One thing Hannan can control is the dry-aging process. Hanging tenderises the meat and as it matures and dries out the flavour intensifies. Typically meat is hung anywhere from 14-28 days. Supermarkets can demand the hanging process is a lot quicker, chefs can ask for it be hung a lot longer.
Hannan’s beef is matured in high-tech Himalayan salt chambers, which allows them to dry-age their beef up to 100 days, thus “taking a wonderful raw material and making it as good as it can be.”
Nature also works in tune with higher animal welfare when it comes to the slaughter. Last year, as part of research for my ethical lifestyle website Bicbim, I visited an abattoir to see for myself if I felt killing an animal could ever be considered humane.
Cows are typically rendered unconscious by electrical stunning or captive bolt, which was the method I witnessed. It was brutal, but over with quickly and – what seemed to me – caused minimal stress to the animal.
This is imperative for quality, because if an animal is stressed during the slaughter process, the meat will cut dark and look unattractive. Plus it will have a metallic taste due to the adrenalin running through the cow at the time of death.
This is one of the rare examples where animal welfare ties up to economics. As Hannan says: “If you destroy a carcass at an average of £1,000 a pop and you do that five times a day, that’s your profit gone. It’s in everyone’s interest [to make sure the cow has a good end].”

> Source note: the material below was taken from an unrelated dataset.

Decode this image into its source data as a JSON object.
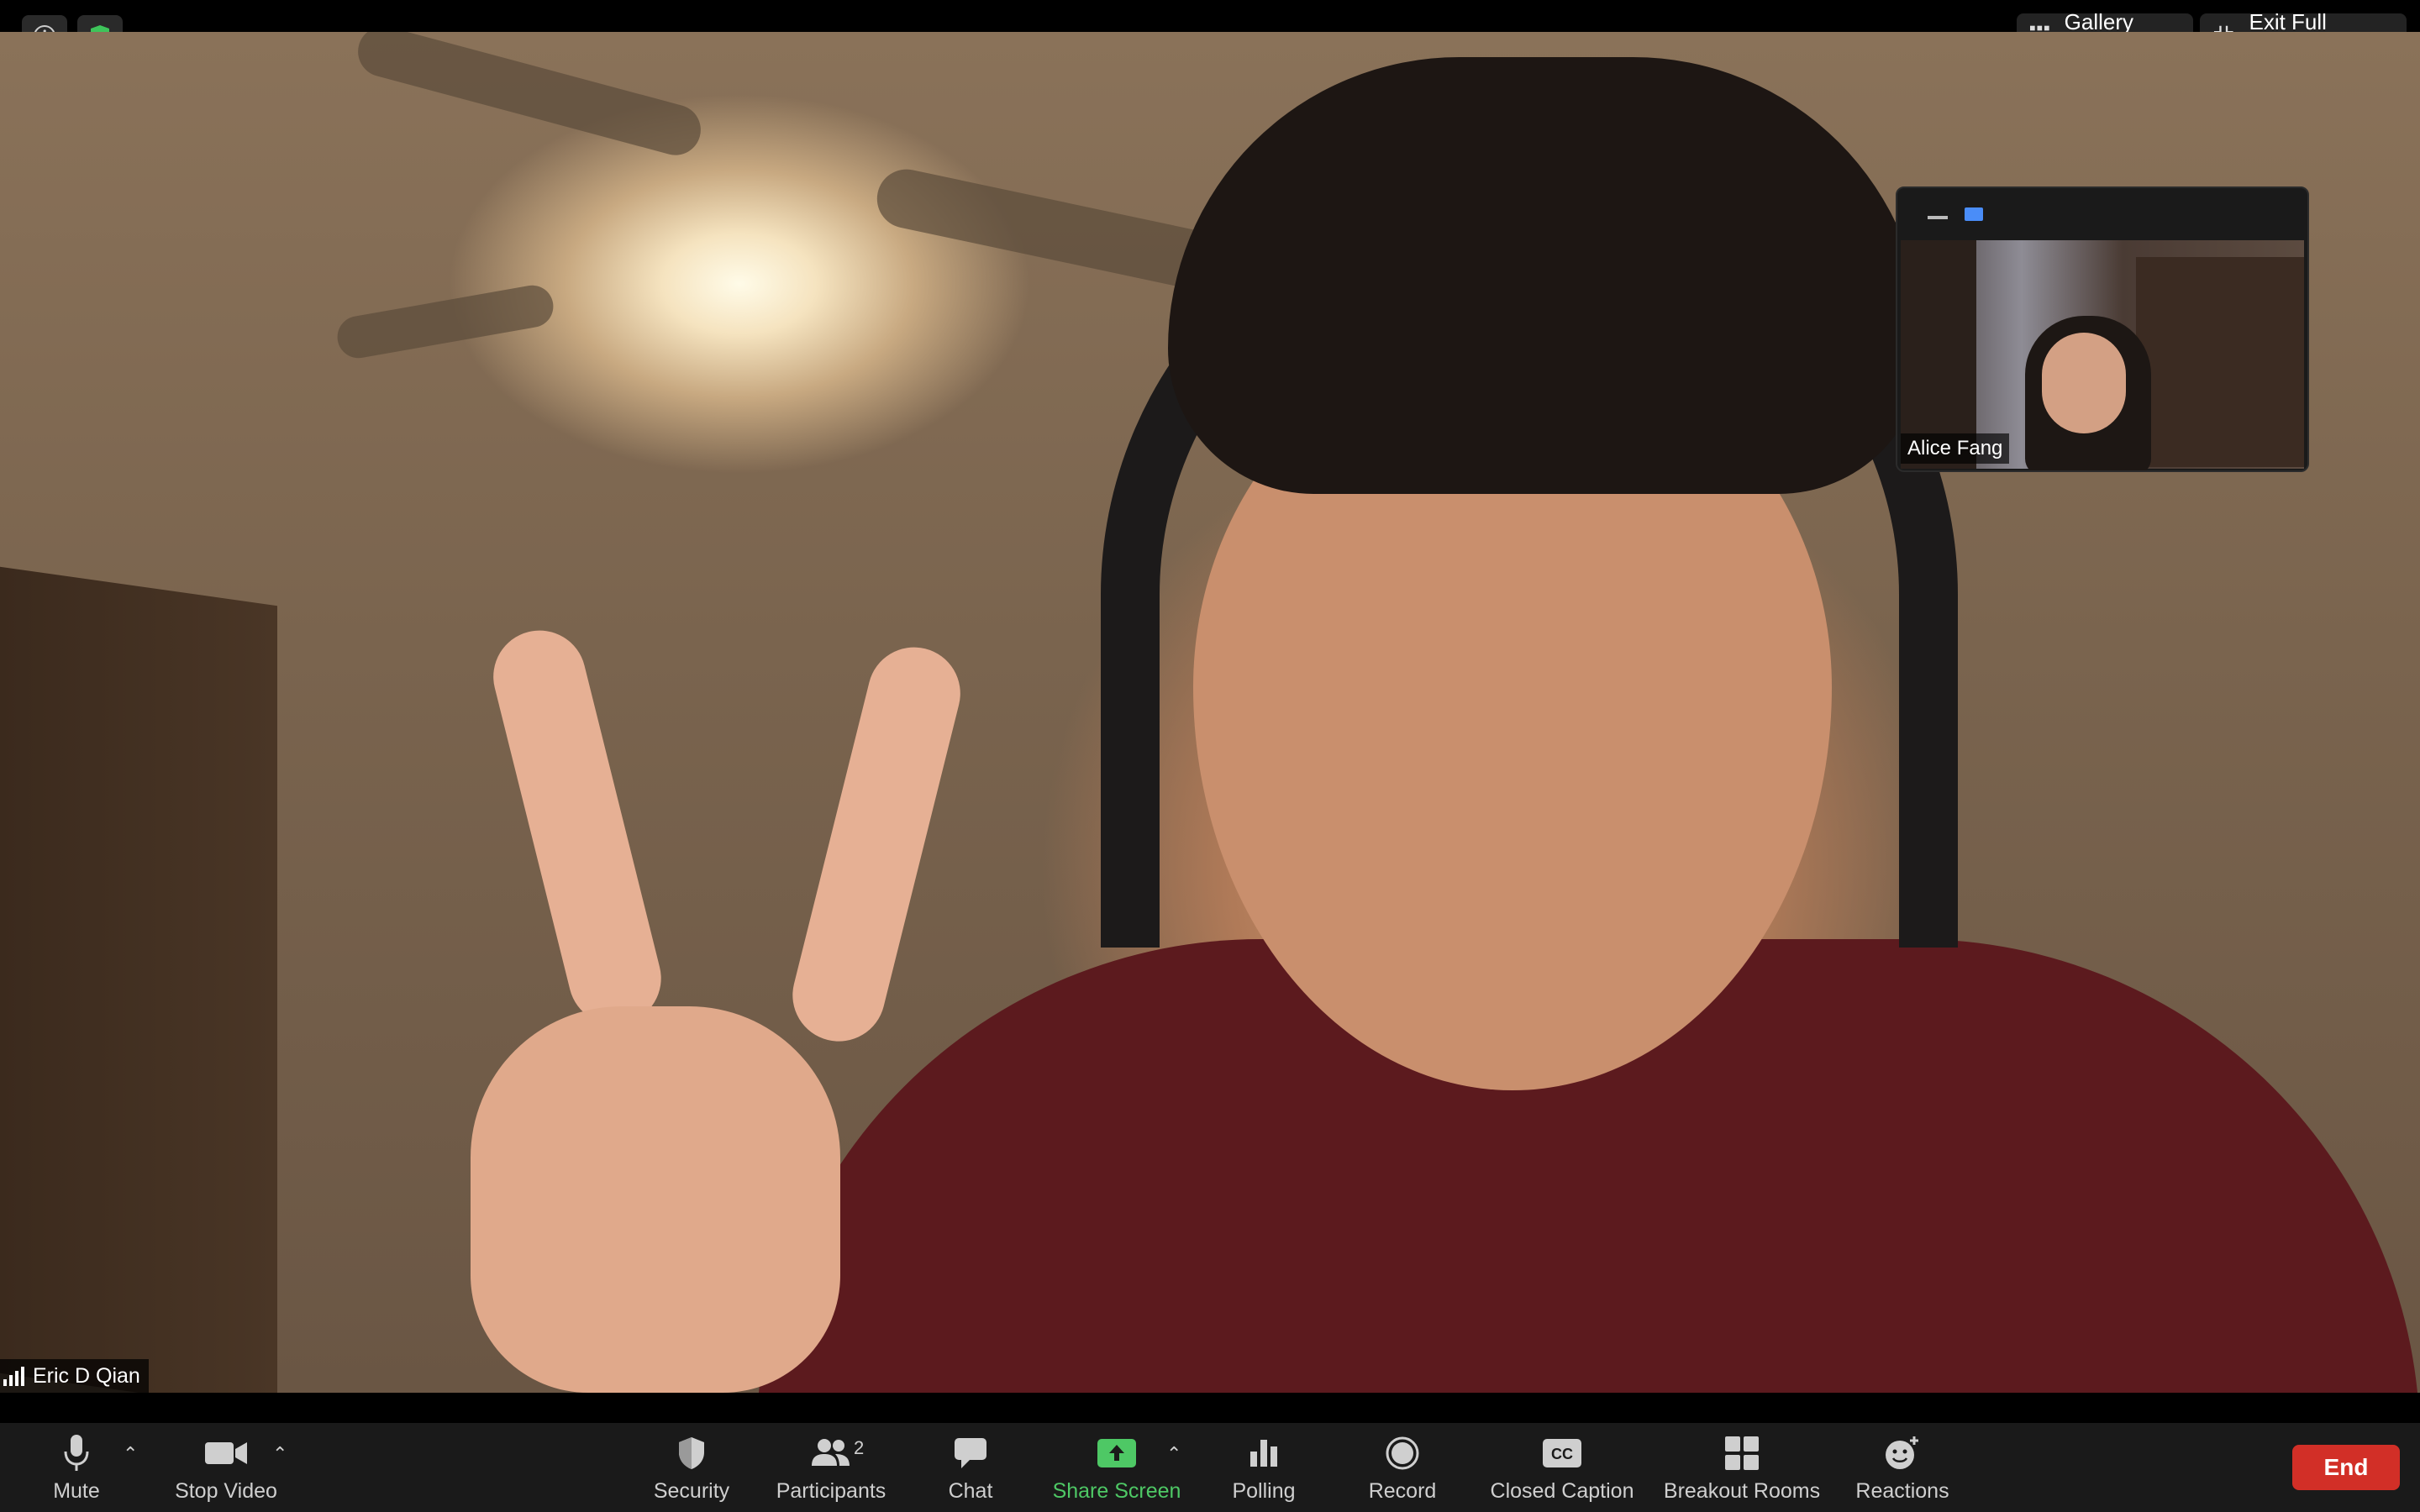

Yet, with a market dominated by large supermarkets, smaller abattoirs are being shut down at an alarming rate.
“About 30 years ago we probably had five abattoirs within a 15 mile-radius,” says Jo Budden who runs organic farm Higher Hacknell with her husband Tim. “But we’re still fortunate that we have one within an hour’s drive, while many animals have to travel hundreds of miles.”

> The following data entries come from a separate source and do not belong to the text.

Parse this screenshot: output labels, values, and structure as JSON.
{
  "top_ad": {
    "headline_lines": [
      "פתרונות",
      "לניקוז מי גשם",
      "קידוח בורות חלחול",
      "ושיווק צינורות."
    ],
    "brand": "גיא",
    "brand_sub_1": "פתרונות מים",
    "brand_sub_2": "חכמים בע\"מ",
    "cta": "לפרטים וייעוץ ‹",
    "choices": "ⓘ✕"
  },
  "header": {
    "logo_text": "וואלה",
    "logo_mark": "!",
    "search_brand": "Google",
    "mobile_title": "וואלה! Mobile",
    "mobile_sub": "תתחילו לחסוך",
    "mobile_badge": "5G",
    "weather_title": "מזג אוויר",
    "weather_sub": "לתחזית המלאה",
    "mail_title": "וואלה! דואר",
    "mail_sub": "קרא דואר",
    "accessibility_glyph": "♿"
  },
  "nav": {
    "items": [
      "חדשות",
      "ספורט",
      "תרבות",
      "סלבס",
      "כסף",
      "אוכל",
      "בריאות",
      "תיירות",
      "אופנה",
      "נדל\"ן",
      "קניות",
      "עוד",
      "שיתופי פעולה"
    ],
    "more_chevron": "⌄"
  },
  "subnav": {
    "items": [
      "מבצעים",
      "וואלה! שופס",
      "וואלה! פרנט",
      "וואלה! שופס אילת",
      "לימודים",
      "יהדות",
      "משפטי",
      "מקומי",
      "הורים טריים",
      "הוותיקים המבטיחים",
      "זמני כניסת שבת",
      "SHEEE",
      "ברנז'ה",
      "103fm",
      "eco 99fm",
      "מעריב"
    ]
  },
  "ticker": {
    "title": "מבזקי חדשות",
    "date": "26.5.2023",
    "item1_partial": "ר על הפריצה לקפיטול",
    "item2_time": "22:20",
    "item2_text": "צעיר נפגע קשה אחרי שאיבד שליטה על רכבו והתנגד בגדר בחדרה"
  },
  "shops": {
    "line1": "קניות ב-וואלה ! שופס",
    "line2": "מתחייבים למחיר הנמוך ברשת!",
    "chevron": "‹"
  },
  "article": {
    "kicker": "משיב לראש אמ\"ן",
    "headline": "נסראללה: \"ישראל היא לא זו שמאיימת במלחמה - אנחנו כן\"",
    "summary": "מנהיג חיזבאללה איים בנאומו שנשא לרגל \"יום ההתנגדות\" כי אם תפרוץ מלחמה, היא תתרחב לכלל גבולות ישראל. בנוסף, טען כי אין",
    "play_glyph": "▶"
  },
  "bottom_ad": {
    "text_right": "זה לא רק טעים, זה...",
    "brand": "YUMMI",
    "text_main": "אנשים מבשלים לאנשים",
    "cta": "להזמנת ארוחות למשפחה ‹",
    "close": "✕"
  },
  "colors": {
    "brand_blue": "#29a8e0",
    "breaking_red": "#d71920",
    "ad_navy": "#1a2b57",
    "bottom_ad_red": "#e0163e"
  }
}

The longer journeys are incredibly stressful for the animals. It also means Britain is losing the skills of artisanal butchery because meat is systematically processed in large plants. Good butchery drives demand for top husbandry because butchers understand quality and can make the most of the carcass.
The Buddens sell their meat directly to the consumer via their online shop at higherhacknell.co.uk. “It means customers can order any cut, or ask for the fat to be left on or taken off. I, like a butcher, can then give our customers what they want,” says Jo. “People want to derive pride from their jobs and not be at the end of an industrial process.”
The claim that farming animals is responsible for a third of the world’s greenhouse gases – more than all transport put together – is a commonly quoted stat that many farmers disagree with.
It may be true of industrial farming, where animals raised indoors take up less land but huge swathes of jungle and rainforest across the world are being razed to grow the crops to feed them high-protein diets.
However, it doesn’t take into account the more sustainable grass-based systems, where grazing animals at pasture can help offset CO2 emissions by sequestering carbon in the soil. Here, smaller fields of four-five acres are separated by hedges and trees in which wildlife thrives and that help to protect the soil from erosion in extreme weather conditions.
The Buddens believe in organic certification because they can be independently verified. However, not all non-organic systems are intensive, such as Hannan’s Meat.
With such a broad spectrum of farming there’s an overwhelming number of choices and food labels to decipher when searching for high-quality, high-welfare meat. Personally, I take it down to the single animal that is providing the milk in my tea or the meat on my plate and ask myself if I am confident that I am comfortable with the life it has lived.
If I’m not, I abstain. If I am, you’ll find the brand on my website Bicbim.
As Hannan says: “Cheap meat is not something any of us should aspire to have. Every time we eat a piece of meat something is being sacrificed. It should be a luxury, not an everyday commodity.”